Once again, it was very enjoyable to connect with the vibrant Brazilian VC community (founders and VC managers) during Brazil at Silicon Valley (April 7-9), held this time at the Google Cloud venue.
One of the most thought-provoking speeches was delivered by Thomas Siebel, founder of the CRM company Siebel Systems (acquired by Oracle in 2005 for $5.85B), and founder and CEO of the enterprise AI software platform C3.ai (NYSE AI, $2.8B market cap).
Needless to say, everything at the event revolved around GenAI.
At one point, Siebel asked the audience if we knew how ChatGPT works. Because most people don’t, he had bought thousands of copies of Stephen Wolfram’s “What is ChatGPT Doing … and Why Does It Work?” to hand out. He also encouraged everyone to buy the book (76 pages only), offering to buy it back from those who didn’t like it.
That ChatGPT, and other LLMs, can automatically generate a human-like text is remarkable.
“What ChatGPT is always fundamentally trying to do is to produce a reasonable continuation of whatever text it has got so far, where by ‘reasonable’ we mean what one might expect someone to write after seeing what people have written on billions of web pages, etc.”
“Any model you use has some particular underlying structure – then a certain set of knobs you can turn (i.e. parameters that you can set) to fit your data. And in the case of ChatGPT (3), lots of such knobs are used – actually, 175 billion of them”.
ChatGPT is based on the concept of neural nets. “… what makes neural nets so useful is that not only can they in principle do all sorts of tasks, but they can be incrementally trained from examples to do those tasks. When we make a neural net to distinguish cats from dogs, we don’t effectively have to write a program that (say) explicitly finds whiskers; instead, we just show lots of examples of what’s a cat and what’s a dog, and then have the network machine learn from these how to distinguish them”.
“… so what about the actual learning process in a neural net? In the end it’s all about determining what weights will best capture the training examples that have been given”.
“Ultimately a neutral net is a connected collection of neurons – usually arranged in layers. Each neuron is effectively set up to evaluate a simple numerical function. And to use the network, we simply feed numbers in at the top, then have neurons on each layer ‘evaluate their functions’ and feed the results forward through the network – eventually producing the final result at the bottom”.
“… there’ve been many advances in the art of training neural nets. … But mostly things have been discovered by trial and error, adding ideas and tricks that have progressively built a significant lore about how to work with neural nets”.
And the text goes through explaining many engineering embellishments like attractors, loss function, embedding, transformers, attention, positional marking, and connection dropping. For instance, “but instead of just defining a fixed region in the sequence over which can be connections, transformers instead introduce the notion of attention – and the idea of paying attention more to some parts of the sequence than others”.

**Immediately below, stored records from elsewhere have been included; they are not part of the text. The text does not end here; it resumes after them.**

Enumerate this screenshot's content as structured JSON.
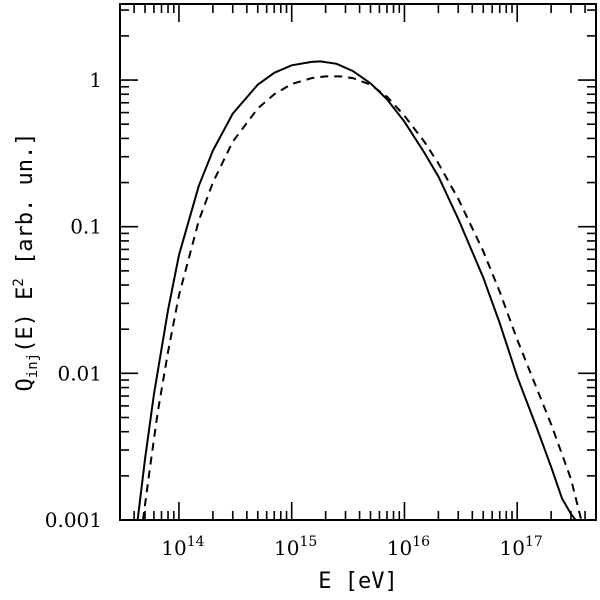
{
  "chart_data": {
    "type": "line",
    "title": "",
    "xlabel": "E [eV]",
    "ylabel": {
      "prefix": "Q",
      "subscript": "inj",
      "middle": "(E) E",
      "superscript": "2",
      "suffix": " [arb. un.]"
    },
    "xscale": "log",
    "yscale": "log",
    "xlim": [
      30000000000000.0,
      5e+17
    ],
    "ylim": [
      0.001,
      3.3
    ],
    "grid": false,
    "legend": "none",
    "x_ticks": [
      {
        "value": 100000000000000.0,
        "base": "10",
        "exp": "14"
      },
      {
        "value": 1000000000000000.0,
        "base": "10",
        "exp": "15"
      },
      {
        "value": 1e+16,
        "base": "10",
        "exp": "16"
      },
      {
        "value": 1e+17,
        "base": "10",
        "exp": "17"
      }
    ],
    "y_ticks": [
      {
        "value": 0.001,
        "label": "0.001"
      },
      {
        "value": 0.01,
        "label": "0.01"
      },
      {
        "value": 0.1,
        "label": "0.1"
      },
      {
        "value": 1,
        "label": "1"
      }
    ],
    "series": [
      {
        "style": "solid",
        "color": "#000000",
        "x": [
          43000000000000.0,
          50000000000000.0,
          60000000000000.0,
          80000000000000.0,
          100000000000000.0,
          150000000000000.0,
          200000000000000.0,
          300000000000000.0,
          500000000000000.0,
          700000000000000.0,
          1000000000000000.0,
          1500000000000000.0,
          1800000000000000.0,
          2500000000000000.0,
          3500000000000000.0,
          5000000000000000.0,
          7000000000000000.0,
          1e+16,
          1.5e+16,
          2e+16,
          3e+16,
          5e+16,
          7e+16,
          1e+17,
          1.5e+17,
          2e+17,
          2.5e+17,
          3e+17,
          3.3e+17
        ],
        "y": [
          0.001,
          0.0026,
          0.0072,
          0.027,
          0.064,
          0.19,
          0.33,
          0.59,
          0.93,
          1.12,
          1.26,
          1.33,
          1.34,
          1.29,
          1.15,
          0.95,
          0.74,
          0.52,
          0.32,
          0.22,
          0.113,
          0.045,
          0.022,
          0.0095,
          0.0042,
          0.0023,
          0.0014,
          0.0011,
          0.001
        ]
      },
      {
        "style": "dashed",
        "color": "#000000",
        "x": [
          48000000000000.0,
          55000000000000.0,
          65000000000000.0,
          80000000000000.0,
          100000000000000.0,
          150000000000000.0,
          200000000000000.0,
          300000000000000.0,
          500000000000000.0,
          700000000000000.0,
          1000000000000000.0,
          1500000000000000.0,
          2000000000000000.0,
          2700000000000000.0,
          3500000000000000.0,
          5000000000000000.0,
          7000000000000000.0,
          1e+16,
          1.5e+16,
          2e+16,
          3e+16,
          5e+16,
          7e+16,
          1e+17,
          1.5e+17,
          2e+17,
          3e+17,
          3.7e+17
        ],
        "y": [
          0.001,
          0.0022,
          0.0055,
          0.014,
          0.034,
          0.11,
          0.2,
          0.38,
          0.64,
          0.8,
          0.94,
          1.03,
          1.06,
          1.06,
          1.03,
          0.93,
          0.77,
          0.57,
          0.38,
          0.27,
          0.155,
          0.068,
          0.036,
          0.017,
          0.0078,
          0.0045,
          0.0019,
          0.001
        ]
      }
    ]
  }
}
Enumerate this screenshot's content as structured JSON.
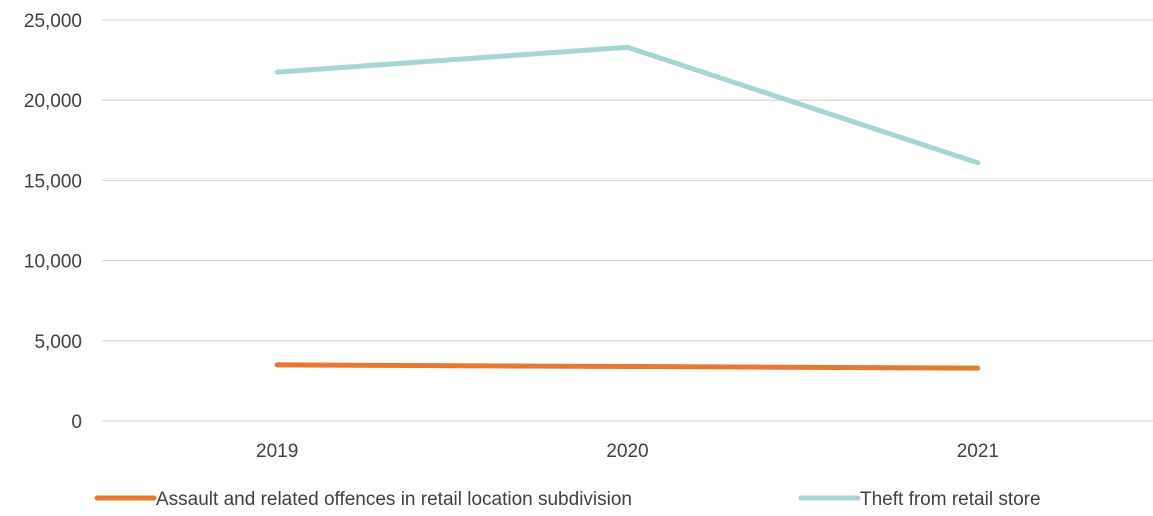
{
  "chart_data": {
    "type": "line",
    "categories": [
      "2019",
      "2020",
      "2021"
    ],
    "series": [
      {
        "name": "Assault and related offences in retail location subdivision",
        "values": [
          3500,
          3400,
          3300
        ],
        "color": "#e8782f"
      },
      {
        "name": "Theft from retail store",
        "values": [
          21750,
          23300,
          16100
        ],
        "color": "#a5d6d3"
      }
    ],
    "ylim": [
      0,
      25000
    ],
    "yticks": [
      0,
      5000,
      10000,
      15000,
      20000,
      25000
    ],
    "ytick_labels": [
      "0",
      "5,000",
      "10,000",
      "15,000",
      "20,000",
      "25,000"
    ],
    "grid": true,
    "legend_position": "bottom",
    "title": "",
    "xlabel": "",
    "ylabel": ""
  }
}
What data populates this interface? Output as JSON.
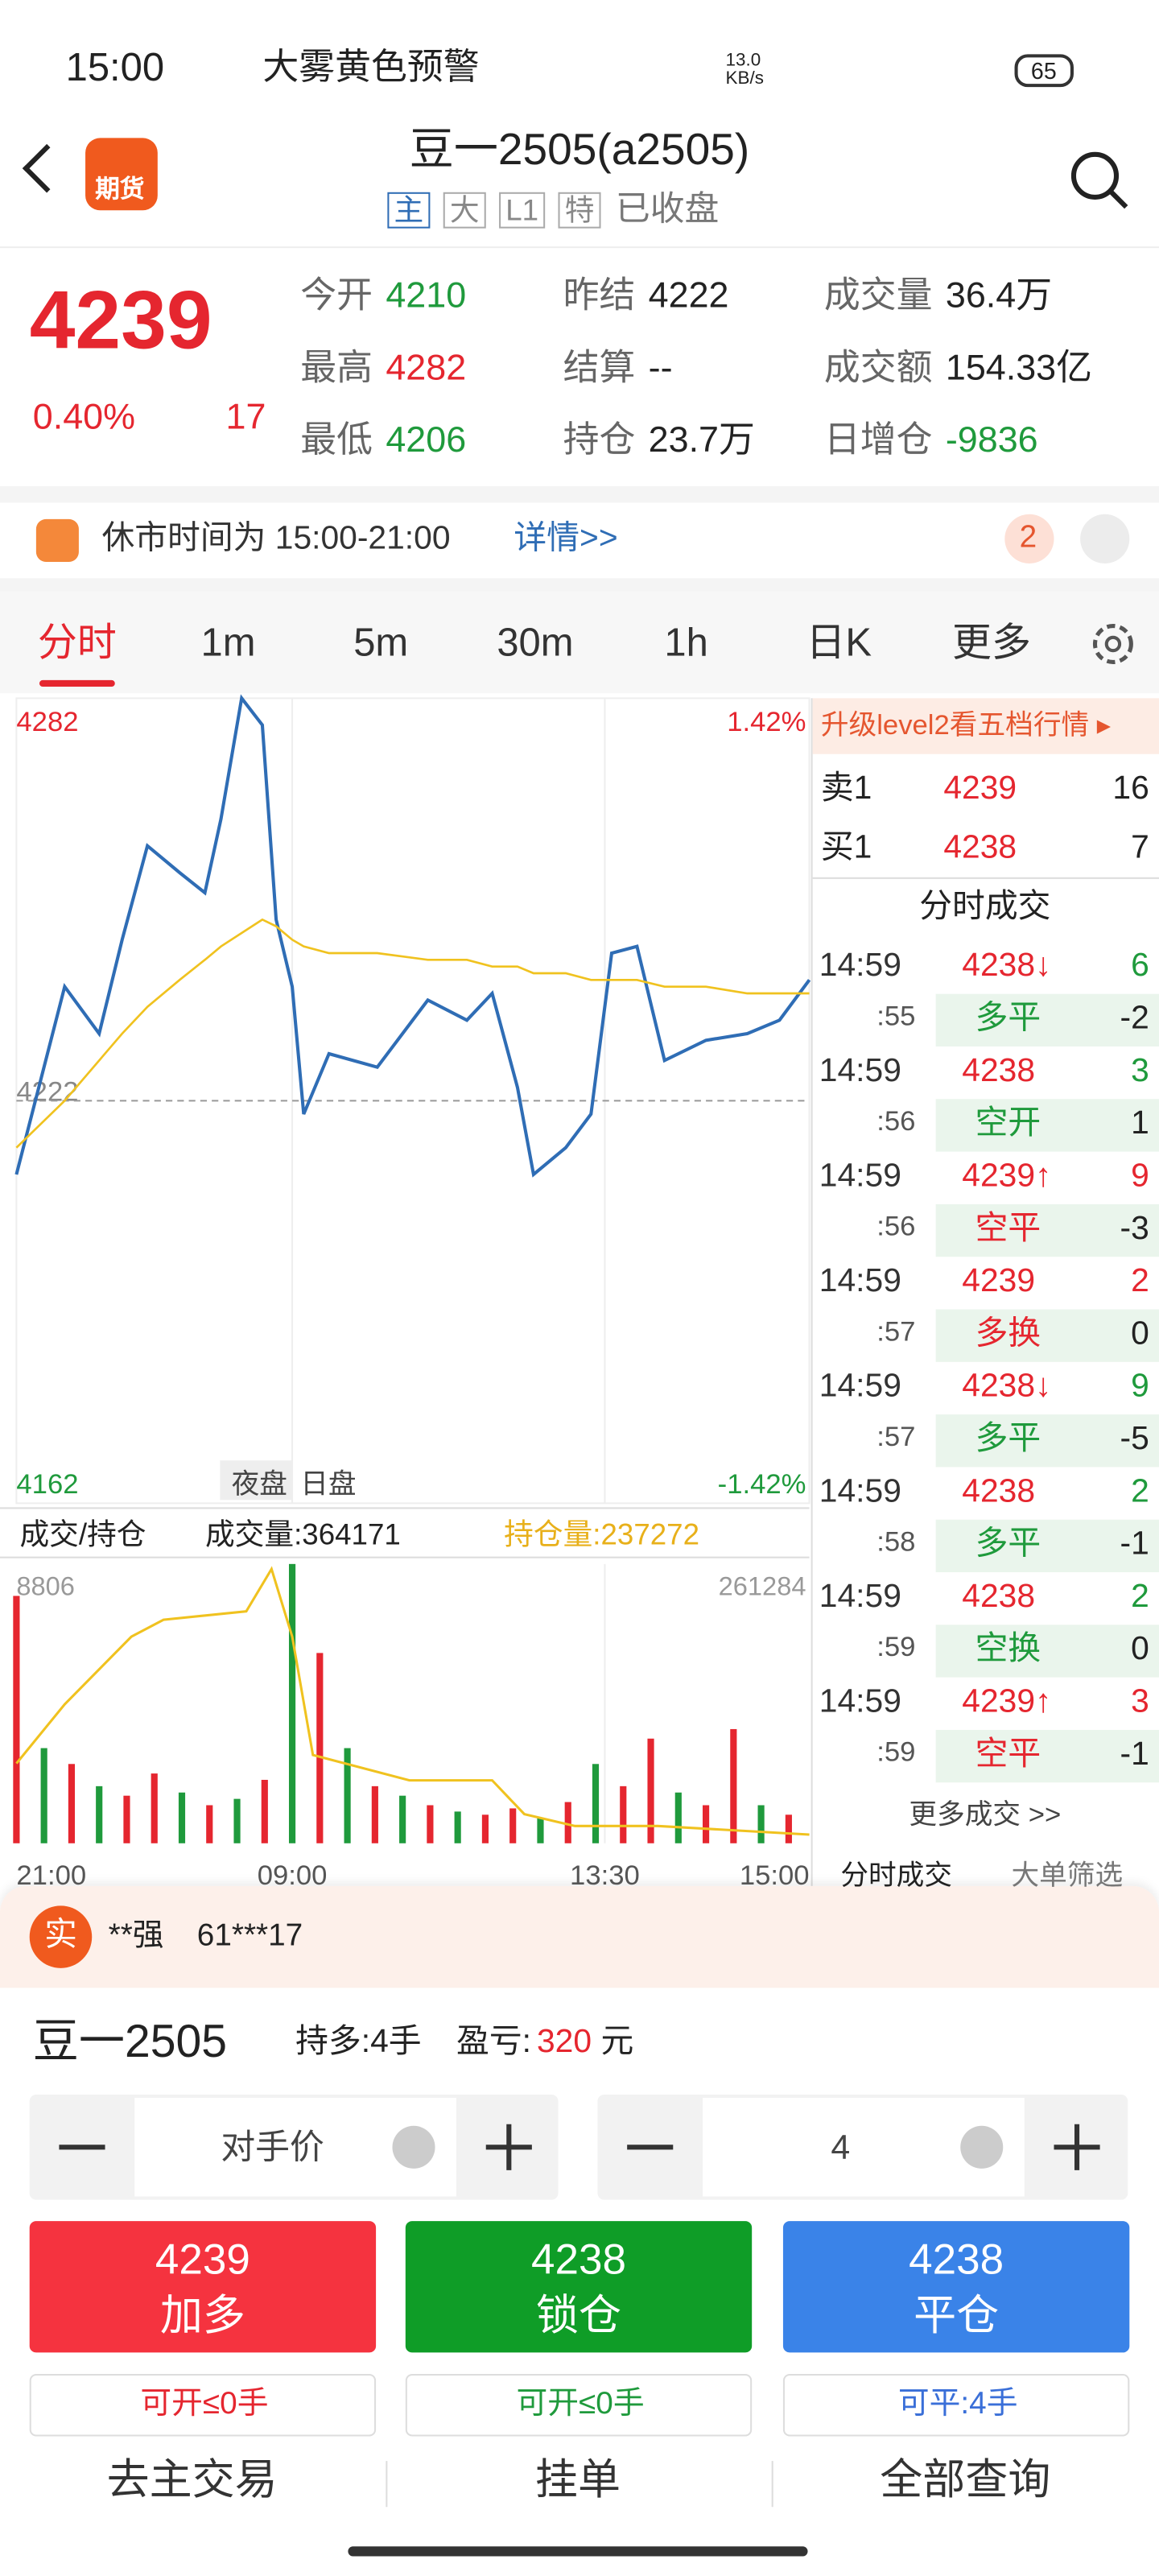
{
  "status_bar": {
    "time": "15:00",
    "alert": "大雾黄色预警",
    "speed": "13.0 KB/s",
    "battery": "65"
  },
  "header": {
    "badge": "期货",
    "title": "豆一2505(a2505)",
    "tags": [
      "主",
      "大",
      "L1",
      "特"
    ],
    "status": "已收盘"
  },
  "quote": {
    "price": "4239",
    "change_pct": "0.40%",
    "change": "17",
    "color": "#e5262f",
    "fields": [
      {
        "label": "今开",
        "value": "4210",
        "color": "#1f9a3c"
      },
      {
        "label": "昨结",
        "value": "4222",
        "color": "#222222"
      },
      {
        "label": "成交量",
        "value": "36.4万",
        "color": "#222222"
      },
      {
        "label": "最高",
        "value": "4282",
        "color": "#e5262f"
      },
      {
        "label": "结算",
        "value": "--",
        "color": "#222222"
      },
      {
        "label": "成交额",
        "value": "154.33亿",
        "color": "#222222"
      },
      {
        "label": "最低",
        "value": "4206",
        "color": "#1f9a3c"
      },
      {
        "label": "持仓",
        "value": "23.7万",
        "color": "#222222"
      },
      {
        "label": "日增仓",
        "value": "-9836",
        "color": "#1f9a3c"
      }
    ]
  },
  "notice": {
    "text": "休市时间为 15:00-21:00",
    "link": "详情>>",
    "count": "2"
  },
  "tabs": [
    "分时",
    "1m",
    "5m",
    "30m",
    "1h",
    "日K",
    "更多"
  ],
  "chart_data": [
    {
      "type": "line",
      "x": [
        0,
        21,
        36,
        46,
        57,
        71,
        82,
        89,
        98,
        107,
        113,
        120,
        125,
        136,
        157,
        179,
        196,
        207,
        218,
        225,
        239,
        250,
        259,
        270,
        282,
        300,
        318,
        332,
        345
      ],
      "series": [
        {
          "color": "#2f6db5",
          "values": [
            4211,
            4239,
            4232,
            4246,
            4260,
            4256,
            4253,
            4264,
            4282,
            4278,
            4249,
            4239,
            4220,
            4229,
            4227,
            4237,
            4234,
            4238,
            4224,
            4211,
            4215,
            4220,
            4244,
            4245,
            4228,
            4231,
            4232,
            4234,
            4240
          ]
        },
        {
          "color": "#f0c21f",
          "values": [
            4215,
            4222,
            4228,
            4232,
            4236,
            4240,
            4243,
            4245,
            4247,
            4249,
            4248,
            4246,
            4245,
            4244,
            4244,
            4243,
            4243,
            4242,
            4242,
            4241,
            4241,
            4240,
            4240,
            4240,
            4239,
            4239,
            4238,
            4238,
            4238
          ]
        }
      ],
      "xlim": [
        0,
        345
      ],
      "ylim": [
        4162,
        4282
      ],
      "yticks": [
        4162,
        4222,
        4282
      ],
      "pct_labels": [
        "1.42%",
        "-1.42%"
      ],
      "session_labels": [
        "夜盘",
        "日盘"
      ]
    },
    {
      "type": "bar",
      "toolbar": [
        "成交/持仓",
        "成交量:364171",
        "持仓量:237272"
      ],
      "x": [
        0,
        12,
        24,
        36,
        48,
        60,
        72,
        84,
        96,
        108,
        120,
        132,
        144,
        156,
        168,
        180,
        192,
        204,
        216,
        228,
        240,
        252,
        264,
        276,
        288,
        300,
        312,
        324,
        336
      ],
      "values": [
        7800,
        3000,
        2500,
        1800,
        1500,
        2200,
        1600,
        1200,
        1400,
        2000,
        8806,
        6000,
        3000,
        1800,
        1500,
        1200,
        1000,
        900,
        1100,
        800,
        1300,
        2500,
        1800,
        3300,
        1600,
        1200,
        3600,
        1200,
        900
      ],
      "bar_colors": [
        "#e5262f",
        "#1f9a3c",
        "#e5262f",
        "#1f9a3c",
        "#e5262f",
        "#e5262f",
        "#1f9a3c",
        "#e5262f",
        "#1f9a3c",
        "#e5262f",
        "#1f9a3c",
        "#e5262f",
        "#1f9a3c",
        "#e5262f",
        "#1f9a3c",
        "#e5262f",
        "#1f9a3c",
        "#e5262f",
        "#e5262f",
        "#1f9a3c",
        "#e5262f",
        "#1f9a3c",
        "#e5262f",
        "#e5262f",
        "#1f9a3c",
        "#e5262f",
        "#e5262f",
        "#1f9a3c",
        "#e5262f"
      ],
      "series": [
        {
          "axis": "y2",
          "color": "#f0c21f",
          "x": [
            0,
            21,
            50,
            64,
            100,
            111,
            120,
            129,
            171,
            207,
            221,
            243,
            279,
            345
          ],
          "values": [
            243584,
            248834,
            254834,
            256334,
            257084,
            260834,
            254834,
            244334,
            242084,
            242084,
            239084,
            238034,
            238034,
            237272
          ]
        }
      ],
      "xlim": [
        0,
        345
      ],
      "ylim": [
        0,
        8806
      ],
      "yticks": [
        8806
      ],
      "y2lim": [
        236500,
        261284
      ],
      "y2ticks": [
        261284
      ],
      "xticks": [
        {
          "value": 0,
          "label": "21:00"
        },
        {
          "value": 120,
          "label": "09:00"
        },
        {
          "value": 256,
          "label": "13:30"
        },
        {
          "value": 345,
          "label": "15:00"
        }
      ]
    }
  ],
  "side_panel": {
    "level2": "升级level2看五档行情 ▸",
    "book": [
      {
        "label": "卖1",
        "price": "4239",
        "qty": "16"
      },
      {
        "label": "买1",
        "price": "4238",
        "qty": "7"
      }
    ],
    "trades_title": "分时成交",
    "trades": [
      {
        "time": "14:59",
        "sec": ":55",
        "price": "4238↓",
        "qty": "6",
        "type": "多平",
        "change": "-2",
        "side": "#1f9a3c"
      },
      {
        "time": "14:59",
        "sec": ":56",
        "price": "4238",
        "qty": "3",
        "type": "空开",
        "change": "1",
        "side": "#1f9a3c"
      },
      {
        "time": "14:59",
        "sec": ":56",
        "price": "4239↑",
        "qty": "9",
        "type": "空平",
        "change": "-3",
        "side": "#e5262f"
      },
      {
        "time": "14:59",
        "sec": ":57",
        "price": "4239",
        "qty": "2",
        "type": "多换",
        "change": "0",
        "side": "#e5262f"
      },
      {
        "time": "14:59",
        "sec": ":57",
        "price": "4238↓",
        "qty": "9",
        "type": "多平",
        "change": "-5",
        "side": "#1f9a3c"
      },
      {
        "time": "14:59",
        "sec": ":58",
        "price": "4238",
        "qty": "2",
        "type": "多平",
        "change": "-1",
        "side": "#1f9a3c"
      },
      {
        "time": "14:59",
        "sec": ":59",
        "price": "4238",
        "qty": "2",
        "type": "空换",
        "change": "0",
        "side": "#1f9a3c"
      },
      {
        "time": "14:59",
        "sec": ":59",
        "price": "4239↑",
        "qty": "3",
        "type": "空平",
        "change": "-1",
        "side": "#e5262f"
      }
    ],
    "more": "更多成交 >>",
    "bottom_tabs": [
      "分时成交",
      "大单筛选"
    ]
  },
  "order": {
    "badge": "实",
    "name": "**强",
    "account": "61***17",
    "contract": "豆一2505",
    "position": "持多:4手",
    "pnl_label": "盈亏:",
    "pnl": "320",
    "pnl_unit": "元",
    "price_input": "对手价",
    "qty_input": "4",
    "buttons": [
      {
        "price": "4239",
        "label": "加多",
        "color": "#f5333f"
      },
      {
        "price": "4238",
        "label": "锁仓",
        "color": "#0f9d27"
      },
      {
        "price": "4238",
        "label": "平仓",
        "color": "#3a83e8"
      }
    ],
    "limits": [
      {
        "text": "可开≤0手",
        "color": "#e5262f"
      },
      {
        "text": "可开≤0手",
        "color": "#1f9a3c"
      },
      {
        "text": "可平:4手",
        "color": "#3a6fd8"
      }
    ]
  },
  "nav": [
    "去主交易",
    "挂单",
    "全部查询"
  ]
}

“How were all those 175 billion weights in ChatGPT’s neural net determined? Basically, they are the result of very large-scale training, based on a huge corpus of text written by humans. … Even given all that training data, it’s certainly not obvious that a neural net would be able to successfully produce human-like text… But the big surprise – and discovery – of ChatGPT is that it’s possible at all. And that – in effect – a neural net with just 175 billion weights can make a reasonable model of text humans write”.
“Human language – and the process of thinking involved in generating it – have always seemed to represent a kind of pinnacle of complexity. And indeed it’s seemed somewhat remarkable that human brains – with their network of ‘mere’ 100 billion or so neurons (and maybe 100 trillion connections) could be responsible for it. Perhaps, one might have imagined, there’s something more to brains than their network of neurons – like some layer of undiscovered physics. But now with ChatGPT we’ve got an important new piece of information: we know that a pure, artificial neural network with about as many connections as brains have neurons is capable of doing a surprisingly good job of generating human language”.
Conclusion
Thanks for the suggestion, Mr. Siebel, I will keep my copy of the book.
Funnily, my main takeaway was not tackled by the book: it became clear to me that copyright is a nonissue on GenAI.
There is a common misconception about the nature of LLMs. People often think these models just regurgitate large amounts of data they have been trained on. But the truth is that LLMs don’t actually hold the data they are trained on. Instead, they learn from it and predict potential outcomes, much like how humans do. After all, humans learn from other people’s works, and then synthesize that knowledge and experience on their own creative processes.